WOZNUK, RAPINOE AND TROTTER JOIN RESIDENCY CAMP: With the colleges terms coming to a close for summer break, three players with college eligibility remaining have joined Residency Training Camp with three more set to arrive at the end of the month. Midfielder Angie Woznuk and forward Megan Rapinoe of the 2005 NCAA champion University of Portland, and defender India Trotter of Florida State, have joined camp. Both Wonzuk and Trotter have one cap for the full Women’s National Team while Rapinoe is looking for her first. They will be followed at the end of the month (when the USA begins its next training block on May 28) by Portland defender Stephanie Lopez, USC forward Amy Rodriguez and UCLA incoming freshman Lauren Cheney. Lopez, Rodriguez and Cheney are all a part of the USA’s 2006 FIFA U-20 Women’s World Championship team that will compete in Russia in August. Lopez and “A-Rod” just returned from Germany where the U-20s played four matches. Lopez and Rodriguez, among the first generation of U.S. Women’s National Team players of Hispanic decent, are the most-capped of the collegians, both having earned five games with the WNT. Cheney, who swept the NSCAA, Parade Magazine and Gatorade Girl’s High School Player of the Year awards, has yet to be capped with the full team, but has scored 16 goals so far this year for the U-20s. She graduated early from high school this year to train for the U-20 WC and will be a freshman at UCLA in the fall. Rodriguez, in limited action with the U-20s this year due to school commitments, has eight goals so far.
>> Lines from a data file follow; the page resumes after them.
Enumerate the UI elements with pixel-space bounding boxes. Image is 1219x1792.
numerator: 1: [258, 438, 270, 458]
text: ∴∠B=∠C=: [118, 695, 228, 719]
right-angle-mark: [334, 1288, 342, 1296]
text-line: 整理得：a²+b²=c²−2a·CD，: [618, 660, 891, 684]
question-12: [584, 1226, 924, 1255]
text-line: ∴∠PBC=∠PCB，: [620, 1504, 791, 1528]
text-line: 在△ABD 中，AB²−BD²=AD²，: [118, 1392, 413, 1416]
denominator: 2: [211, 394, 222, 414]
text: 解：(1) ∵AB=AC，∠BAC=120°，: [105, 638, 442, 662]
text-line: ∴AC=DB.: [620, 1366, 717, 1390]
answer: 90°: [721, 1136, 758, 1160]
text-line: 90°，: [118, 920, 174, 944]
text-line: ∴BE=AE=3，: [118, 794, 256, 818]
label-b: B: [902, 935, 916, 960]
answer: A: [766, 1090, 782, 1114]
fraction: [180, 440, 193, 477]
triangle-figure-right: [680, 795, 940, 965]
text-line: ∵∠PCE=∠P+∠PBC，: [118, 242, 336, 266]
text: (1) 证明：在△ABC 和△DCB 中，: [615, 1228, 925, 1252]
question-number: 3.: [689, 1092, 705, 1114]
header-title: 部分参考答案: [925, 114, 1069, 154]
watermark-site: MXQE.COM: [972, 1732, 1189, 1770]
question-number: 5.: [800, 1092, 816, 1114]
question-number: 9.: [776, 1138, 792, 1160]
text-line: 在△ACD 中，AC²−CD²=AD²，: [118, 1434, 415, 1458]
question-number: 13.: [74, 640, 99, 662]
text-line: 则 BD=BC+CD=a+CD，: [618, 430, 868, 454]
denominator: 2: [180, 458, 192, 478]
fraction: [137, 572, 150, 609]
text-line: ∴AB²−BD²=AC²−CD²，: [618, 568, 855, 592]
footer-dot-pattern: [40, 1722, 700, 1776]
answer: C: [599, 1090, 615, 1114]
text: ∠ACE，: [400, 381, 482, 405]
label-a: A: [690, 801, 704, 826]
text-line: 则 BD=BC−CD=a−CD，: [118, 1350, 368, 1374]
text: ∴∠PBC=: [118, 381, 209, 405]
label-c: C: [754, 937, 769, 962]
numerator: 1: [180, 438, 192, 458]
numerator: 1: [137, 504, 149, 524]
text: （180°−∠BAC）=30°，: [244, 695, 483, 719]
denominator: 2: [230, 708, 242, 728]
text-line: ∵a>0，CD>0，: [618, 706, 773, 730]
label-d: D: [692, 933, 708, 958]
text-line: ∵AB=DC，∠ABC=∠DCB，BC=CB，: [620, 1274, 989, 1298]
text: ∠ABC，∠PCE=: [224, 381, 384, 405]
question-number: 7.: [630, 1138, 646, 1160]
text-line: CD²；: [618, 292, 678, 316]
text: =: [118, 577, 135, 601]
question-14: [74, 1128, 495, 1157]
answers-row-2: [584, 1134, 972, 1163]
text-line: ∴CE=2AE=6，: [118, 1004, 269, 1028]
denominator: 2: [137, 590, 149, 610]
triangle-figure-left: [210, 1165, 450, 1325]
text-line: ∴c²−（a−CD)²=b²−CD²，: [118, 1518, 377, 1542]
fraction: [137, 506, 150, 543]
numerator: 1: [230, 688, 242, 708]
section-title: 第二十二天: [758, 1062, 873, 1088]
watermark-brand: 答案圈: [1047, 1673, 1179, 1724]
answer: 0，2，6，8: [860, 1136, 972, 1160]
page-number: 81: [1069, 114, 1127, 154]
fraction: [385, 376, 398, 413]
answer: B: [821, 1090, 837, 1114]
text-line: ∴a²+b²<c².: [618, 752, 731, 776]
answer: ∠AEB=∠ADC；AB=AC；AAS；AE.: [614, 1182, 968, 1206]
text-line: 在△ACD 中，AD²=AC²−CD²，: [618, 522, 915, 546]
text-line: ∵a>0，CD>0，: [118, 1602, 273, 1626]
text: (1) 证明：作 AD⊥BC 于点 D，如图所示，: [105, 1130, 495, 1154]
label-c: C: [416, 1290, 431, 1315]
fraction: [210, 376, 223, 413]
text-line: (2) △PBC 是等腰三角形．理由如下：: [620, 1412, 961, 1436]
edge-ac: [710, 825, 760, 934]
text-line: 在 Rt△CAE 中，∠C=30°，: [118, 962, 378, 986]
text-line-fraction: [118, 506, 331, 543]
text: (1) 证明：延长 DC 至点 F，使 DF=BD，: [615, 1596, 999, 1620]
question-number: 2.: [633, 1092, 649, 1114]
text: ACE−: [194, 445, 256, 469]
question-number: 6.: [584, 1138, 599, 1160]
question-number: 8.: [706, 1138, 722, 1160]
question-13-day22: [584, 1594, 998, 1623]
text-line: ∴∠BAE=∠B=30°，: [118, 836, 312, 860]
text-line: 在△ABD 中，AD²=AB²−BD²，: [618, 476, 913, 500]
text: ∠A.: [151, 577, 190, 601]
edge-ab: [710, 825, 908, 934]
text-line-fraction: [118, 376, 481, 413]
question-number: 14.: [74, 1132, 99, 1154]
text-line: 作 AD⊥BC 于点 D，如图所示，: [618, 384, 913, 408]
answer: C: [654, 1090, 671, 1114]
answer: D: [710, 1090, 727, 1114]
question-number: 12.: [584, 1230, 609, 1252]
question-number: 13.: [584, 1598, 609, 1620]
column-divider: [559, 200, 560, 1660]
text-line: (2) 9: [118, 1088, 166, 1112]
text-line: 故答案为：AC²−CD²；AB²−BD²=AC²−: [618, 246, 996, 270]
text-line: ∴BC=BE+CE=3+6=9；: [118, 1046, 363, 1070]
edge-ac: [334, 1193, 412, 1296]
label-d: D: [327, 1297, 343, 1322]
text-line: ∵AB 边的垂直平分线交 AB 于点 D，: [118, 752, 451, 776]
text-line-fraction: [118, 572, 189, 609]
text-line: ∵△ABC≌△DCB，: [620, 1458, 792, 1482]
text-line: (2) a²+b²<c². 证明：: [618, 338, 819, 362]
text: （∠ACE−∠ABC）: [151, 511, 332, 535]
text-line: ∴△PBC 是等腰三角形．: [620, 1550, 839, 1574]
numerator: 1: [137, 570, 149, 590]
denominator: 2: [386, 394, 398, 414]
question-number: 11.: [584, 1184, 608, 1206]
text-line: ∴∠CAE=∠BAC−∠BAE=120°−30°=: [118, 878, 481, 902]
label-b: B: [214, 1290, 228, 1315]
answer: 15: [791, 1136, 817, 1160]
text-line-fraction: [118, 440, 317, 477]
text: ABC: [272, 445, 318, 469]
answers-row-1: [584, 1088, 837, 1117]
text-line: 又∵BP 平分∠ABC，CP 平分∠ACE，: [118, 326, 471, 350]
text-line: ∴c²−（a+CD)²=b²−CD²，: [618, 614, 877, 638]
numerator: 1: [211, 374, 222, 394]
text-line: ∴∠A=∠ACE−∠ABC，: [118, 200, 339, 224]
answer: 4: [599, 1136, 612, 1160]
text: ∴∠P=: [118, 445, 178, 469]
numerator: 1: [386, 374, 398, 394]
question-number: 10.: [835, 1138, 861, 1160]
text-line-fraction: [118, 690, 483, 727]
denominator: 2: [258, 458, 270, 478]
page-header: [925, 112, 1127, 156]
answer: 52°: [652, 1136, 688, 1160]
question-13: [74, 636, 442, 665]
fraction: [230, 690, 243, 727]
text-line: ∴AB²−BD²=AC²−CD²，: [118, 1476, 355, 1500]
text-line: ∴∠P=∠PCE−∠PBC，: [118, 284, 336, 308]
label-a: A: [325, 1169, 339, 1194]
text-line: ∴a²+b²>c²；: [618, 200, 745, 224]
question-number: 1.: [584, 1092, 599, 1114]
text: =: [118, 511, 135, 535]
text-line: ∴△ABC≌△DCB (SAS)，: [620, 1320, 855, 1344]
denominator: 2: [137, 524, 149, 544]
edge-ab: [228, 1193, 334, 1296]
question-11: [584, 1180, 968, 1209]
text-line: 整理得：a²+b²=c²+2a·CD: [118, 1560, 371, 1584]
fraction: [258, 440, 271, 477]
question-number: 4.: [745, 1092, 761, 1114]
U.S. Women’s National Team Residency Camp Roster – May 12-20, 2006
GOALKEEPERS (4): Nicole Barnhart, Jen Branam, Briana Scurry, Hope Solo; DEFENDERS (7): Lori Chalupny, Tina Frimpong, Amy LePeilbet, Heather Mitts, Christie Rampone, India Trotter, Cat Whitehill; MIDFIELDERS (8): Shannon Boxx, Carli Lloyd, Kristine Lilly, Marci Miller, Leslie Osborne, Lindsay Tarpley, Aly Wagner, Angie Woznuk; FORWARDS (6): Danielle Fotopoulos, Natasha Kai, Heather O’Reilly, Megan Rapinoe, Abby Wambach, Christie Welsh.
WAGNER NEXT TO 100?: U.S. midfielder Aly Wagner has 97 caps and could become the next U.S. women’s player to hit the 100-cap mark if she plays in all three July matches for the USA. She would be the 18th American female player to earn 100 caps. Wagner debuted for the USA in 1998, when she played one match, she played five times in 1999 and nine in 2000 before breaking into the team as a regular in 2001. She has also scored 20 goals for the USA, or one about every five games, a more than decent strike rate for a midfielder.
LILLY THE PASSER: It’s hard to believe that there are milestones and records out there that Kristine Lilly still hasn’t passed or achieved. The U.S. captain is sitting on her world-record 308 caps and has scored 109 career goals, second only to Mia Hamm on the world’s all-time list for female players. Lilly also has 92 career assists, and with eight more, would become just the second player, along with Hamm, to record more than 100 goals and 100 assists in her career.